Talk to any vegetarian (or vegan), and they will gladly extol the virtues of a veggie-based diet. The truth is that there are many health benefits of vegetarian and vegan diets, including reduced risk of cardiovascular disease, better blood glucose control, lower calorie intake, an increase of vitamin and mineral intake, and the list goes on.
However, a vegetarian diet isn’t some magic bullet that can cure all diseases. The claims that vegetarianism can reduce certain types of cancer may be less founded and believable than you’d think. Why is that?
Well, a lot of the vegetarianism beats cancer claims come from the fact that fruits and veggies contain nutrients that can fight cancer. Meats, processed meats, and some dairy products (usually diet dairy) have been linked to an increased risk of carcinogen exposure. However, there is very little solid evidence linking a vegetarian diet to a reduction of cancers.
In fact, one recent study found that women who followed a lifelong vegetarian diet had no significant reduction in their risk of breast cancer. Between 2011 and 2014, the researchers examined more than 4,300 women between the ages of 30 and 70, all with newly diagnosed invasive breast cancer. Roughly a fourth of the women were lifelong vegetarians.
The study found that a veggie-based diet did little to reduce the risk of breast cancer. There was a 1.09% decrease in breast cancer risk among women who were lifelong vegetarians.
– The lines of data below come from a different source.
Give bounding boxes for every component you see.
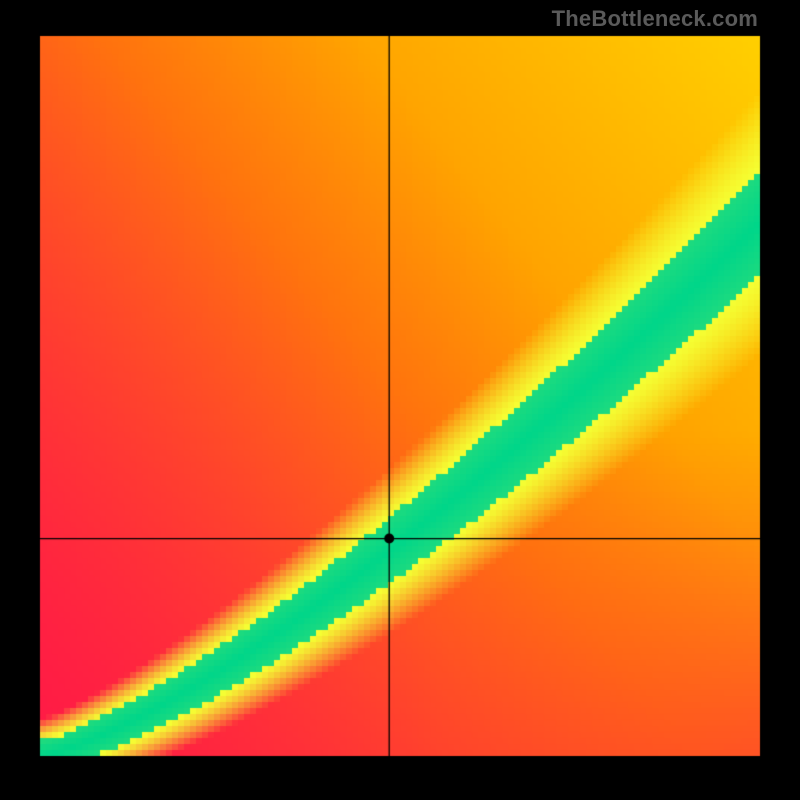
bottleneck-heatmap [0, 0, 800, 800]
watermark-text: TheBottleneck.com [552, 6, 758, 32]
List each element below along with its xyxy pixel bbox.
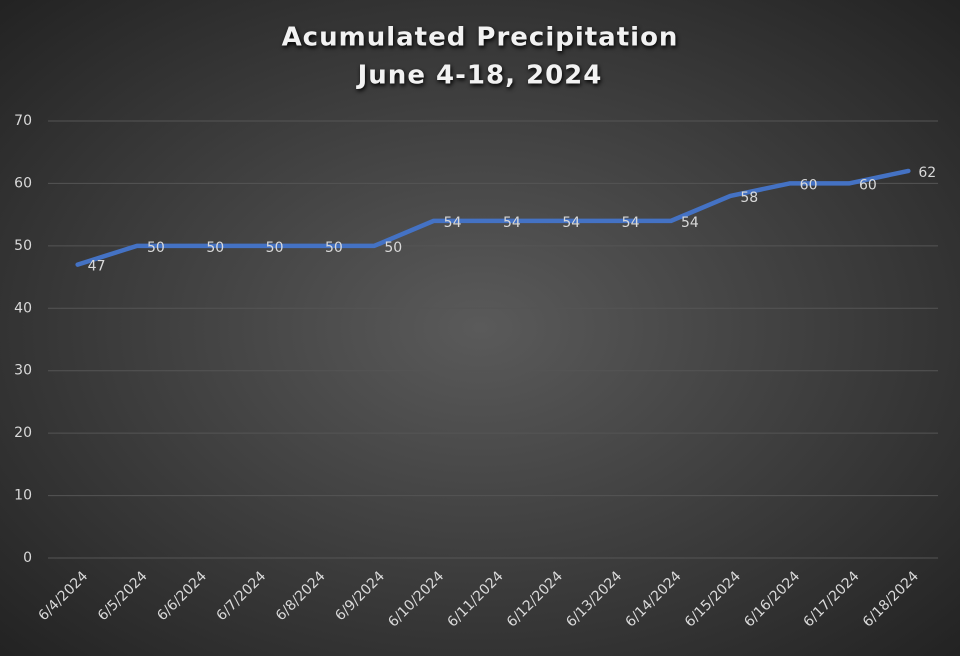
- chart-title: Acumulated Precipitation: [282, 23, 679, 53]
- chart-subtitle: June 4-18, 2024: [356, 61, 603, 91]
- y-tick-label: 30: [14, 363, 32, 379]
- data-label: 62: [918, 165, 936, 181]
- line: [75, 168, 911, 267]
- y-tick-label: 70: [14, 113, 32, 129]
- y-tick-label: 40: [14, 300, 32, 316]
- data-label: 47: [88, 259, 106, 275]
- data-label: 50: [206, 240, 224, 256]
- y-tick-label: 0: [23, 550, 32, 566]
- data-label: 58: [740, 190, 758, 206]
- data-label: 54: [622, 215, 640, 231]
- data-label: 54: [444, 215, 462, 231]
- data-label: 50: [384, 240, 402, 256]
- data-label: 54: [503, 215, 521, 231]
- y-tick-label: 10: [14, 488, 32, 504]
- data-label: 50: [266, 240, 284, 256]
- data-label: 54: [562, 215, 580, 231]
- y-tick-label: 50: [14, 238, 32, 254]
- data-label: 50: [147, 240, 165, 256]
- y-tick-label: 20: [14, 425, 32, 441]
- data-label: 54: [681, 215, 699, 231]
- data-label: 60: [800, 177, 818, 193]
- data-label: 60: [859, 177, 877, 193]
- y-tick-label: 60: [14, 175, 32, 191]
- data-label: 50: [325, 240, 343, 256]
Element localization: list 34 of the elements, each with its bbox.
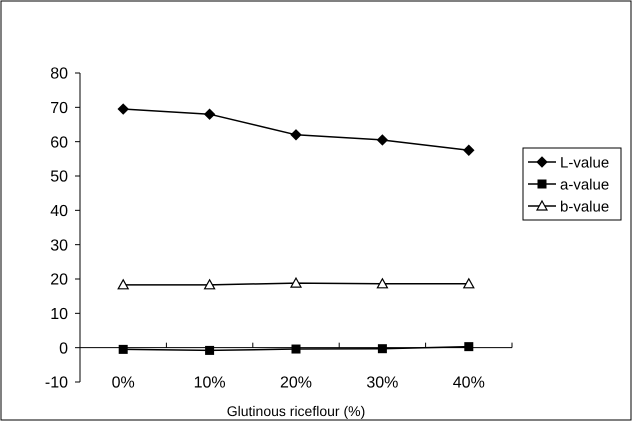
x-tick-label: 30% (366, 374, 398, 392)
point (292, 344, 300, 354)
point (464, 342, 474, 352)
point (204, 108, 216, 120)
point (376, 134, 388, 146)
y-tick-label: 40 (50, 202, 68, 220)
point (118, 344, 128, 354)
point (205, 346, 214, 355)
y-tick-label: 70 (50, 100, 68, 117)
x-tick-label: 0% (112, 374, 135, 392)
point (290, 129, 302, 140)
legend-label: b-value (560, 198, 610, 216)
y-tick-label: 20 (50, 272, 68, 289)
point (204, 279, 216, 290)
x-axis-title: Glutinous riceflour (%) (226, 403, 366, 419)
point (290, 278, 302, 288)
point (118, 279, 129, 290)
x-tick-label: 20% (280, 374, 312, 392)
point (463, 278, 474, 288)
point (376, 278, 388, 288)
point (463, 144, 474, 156)
y-tick-label: -10 (44, 374, 68, 392)
y-tick-label: 60 (50, 134, 68, 152)
point (378, 344, 387, 354)
x-tick-label: 40% (452, 374, 485, 392)
y-tick-label: 30 (50, 237, 68, 254)
legend-label: a-value (560, 176, 610, 194)
point (118, 104, 129, 115)
legend-label: L-value (560, 154, 610, 172)
y-tick-label: 50 (50, 168, 68, 186)
x-tick-label: 10% (194, 374, 226, 392)
y-tick-label: 0 (59, 340, 68, 358)
y-tick-label: 80 (50, 66, 68, 83)
y-tick-label: 10 (50, 306, 68, 323)
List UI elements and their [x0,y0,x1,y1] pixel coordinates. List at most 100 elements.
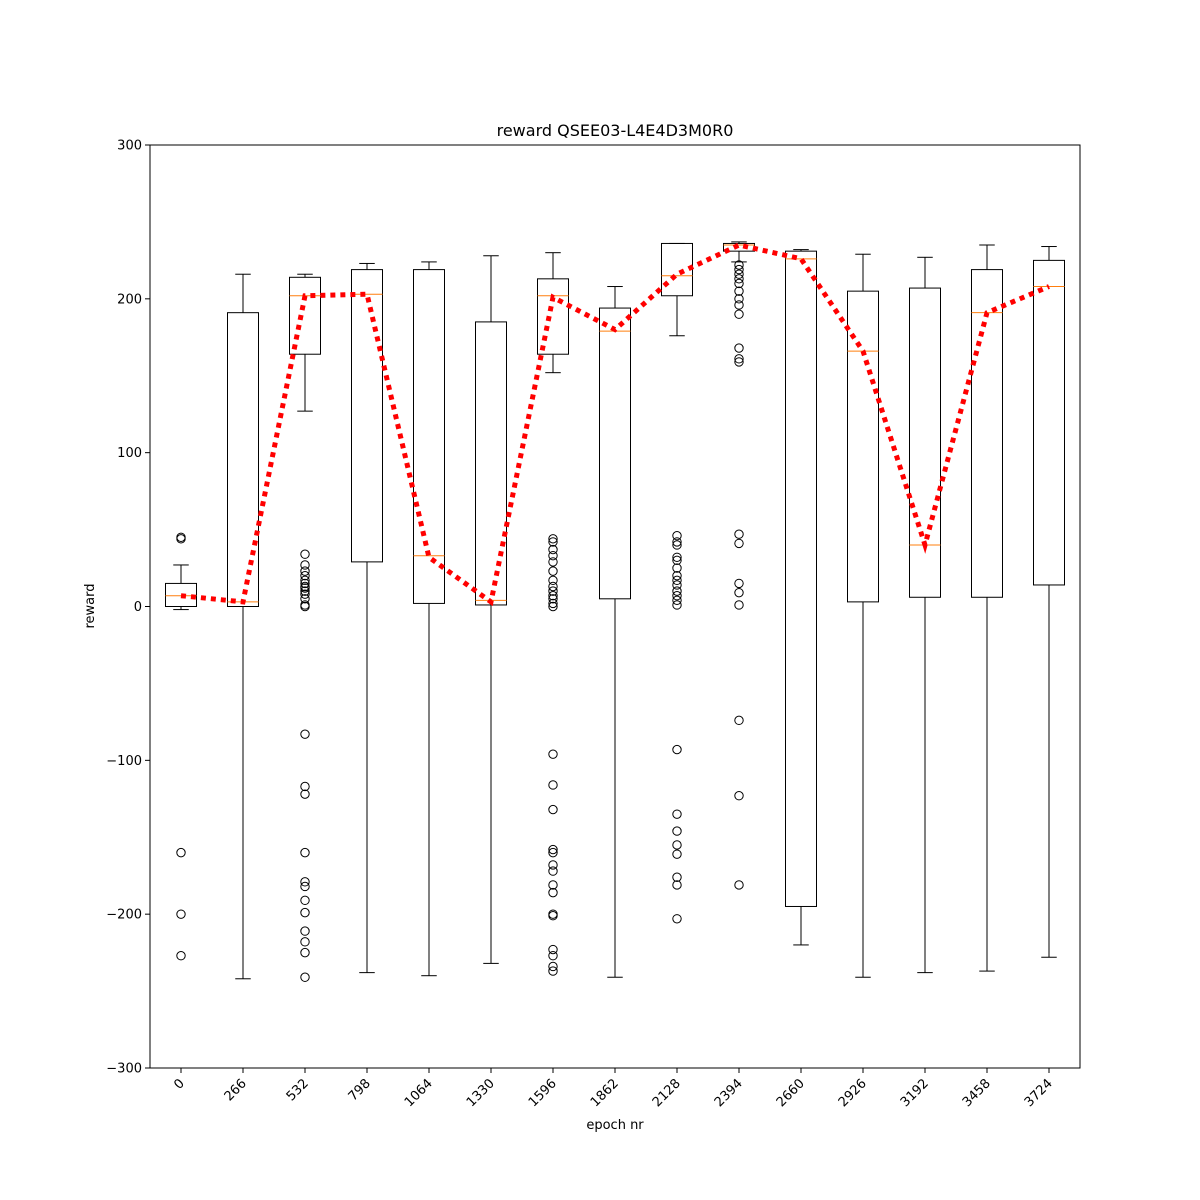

Clinically speaking, that isn’t a significant enough difference for scientists to be able to point to a vegetarian diet and say, “Yes, going vegetarian can reduce your chances of developing breast cancer.”
Is a veggie-based diet good for your health? Absolutely. Vegetarian and vegan diets include a lot more dietary fiber, antioxidants, vitamins, and minerals than the average American consumes. They may not consume as much easily absorbed, complete proteins (the ones found in animal products), but they can get their protein from legumes, whole grains, veggies, and fruits. A vegetarian diet is usually a healthier one than the average American diet.
On the other hand, going vegetarian isn’t the cure-all to your health problems. As this study proves, a vegetarian diet is no more effective at reducing breast cancer than your basic diet. Granted, the average American eats a lot of foods that can contribute to an increase in estrogen production (more body fat equals more estrogen equals greater risk of breast cancer). However, following a balanced diet free of hydrogenated oils, trans fats, and artificial ingredients can help to reduce your risk of breast cancer as effectively as a vegetarian diet.
1. “Lifelong vegetarianism and breast cancer risk: a large multicentre case control study in India.” BMC Women’s Health. BioMed Central, 18 Jan. 2017. Web. 22 Feb. 2017.